Let’s be honest. Most Facebook users think Facebook is the internet; a platform sufficiently ubiquitous and diverse that users never have a need to leave it to venture elsewhere on the web.
Isn’t Messages on iOS 10 something of a platform unto itself? Isn’t Messages– with all the eye candy and gee whiz fun and games– the most personalized of one-to-one or one-to-many social networking?
Joanna Stern of the WSJ:
(Messages is) what I call the most important social network in my life. It’s where I have most private digital conversations with my family and friends and where I share far more photos and videos.
How is Messages not becoming a platform?
“Are you actually saying the best thing the most powerful tech company did was give us a bag of tricks to make our messages more like a 5-year-old’s birthday party? Innovation really is dead!”

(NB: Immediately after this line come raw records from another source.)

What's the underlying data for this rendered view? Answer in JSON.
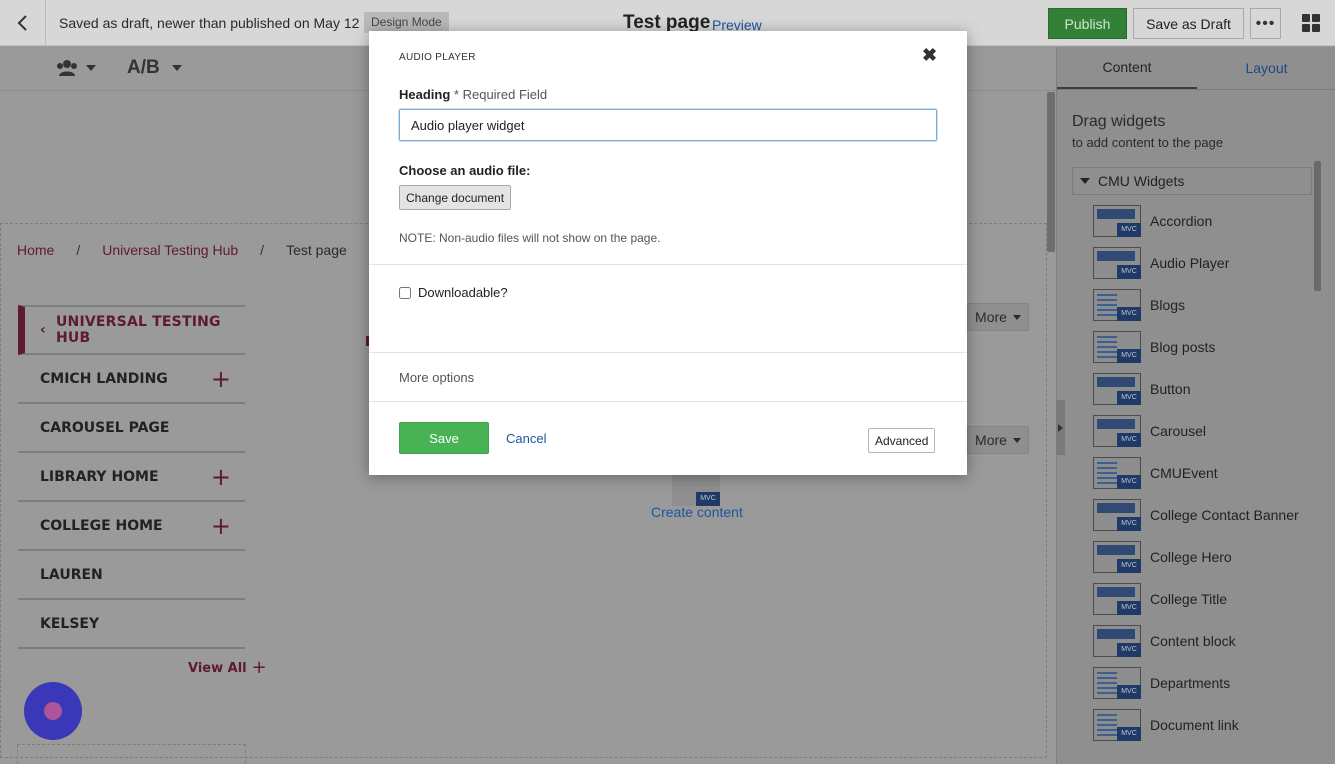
{
  "topbar": {
    "draft_note": "Saved as draft, newer than published on May 12",
    "mode": "Design Mode",
    "page_title": "Test page",
    "preview": "Preview",
    "publish": "Publish",
    "save_draft": "Save as Draft",
    "more": "•••"
  },
  "toolbar": {
    "ab_label": "A/B"
  },
  "breadcrumb": {
    "home": "Home",
    "hub": "Universal Testing Hub",
    "current": "Test page",
    "sep": "/"
  },
  "leftnav": {
    "header": "UNIVERSAL TESTING HUB",
    "items": [
      {
        "label": "CMICH LANDING",
        "expandable": true
      },
      {
        "label": "CAROUSEL PAGE",
        "expandable": false
      },
      {
        "label": "LIBRARY HOME",
        "expandable": true
      },
      {
        "label": "COLLEGE HOME",
        "expandable": true
      },
      {
        "label": "LAUREN",
        "expandable": false
      },
      {
        "label": "KELSEY",
        "expandable": false
      }
    ],
    "view_all": "View All"
  },
  "canvas": {
    "more_label": "More",
    "create_content": "Create content",
    "mvc_badge": "MVC"
  },
  "rightpanel": {
    "tab_content": "Content",
    "tab_layout": "Layout",
    "drag_title": "Drag widgets",
    "drag_sub": "to add content to the page",
    "group": "CMU Widgets",
    "widgets": [
      "Accordion",
      "Audio Player",
      "Blogs",
      "Blog posts",
      "Button",
      "Carousel",
      "CMUEvent",
      "College Contact Banner",
      "College Hero",
      "College Title",
      "Content block",
      "Departments",
      "Document link"
    ]
  },
  "modal": {
    "title": "AUDIO PLAYER",
    "heading_label": "Heading",
    "required": "* Required Field",
    "heading_value": "Audio player widget",
    "choose_label": "Choose an audio file:",
    "change_doc": "Change document",
    "note": "NOTE: Non-audio files will not show on the page.",
    "downloadable": "Downloadable?",
    "more_options": "More options",
    "save": "Save",
    "cancel": "Cancel",
    "advanced": "Advanced"
  },
  "colors": {
    "publish": "#338136",
    "brand_maroon": "#5e1a2e",
    "link": "#1a56a0",
    "save": "#48b355",
    "chat": "#3a37b8"
  }
}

Quite the contrary. Apple’s new Messages is the new portable social network that is destined to become the most used built-in platform on smartphones and tablets. You can write in Messages for iOS 10. Words you type or dictate can be identified and swapped out with their corresponding emoji. I’ll use that just to see what some of the emojis mean. And, unlike some competitors, all the visual fun and eye candy remains encrypted end-to-end.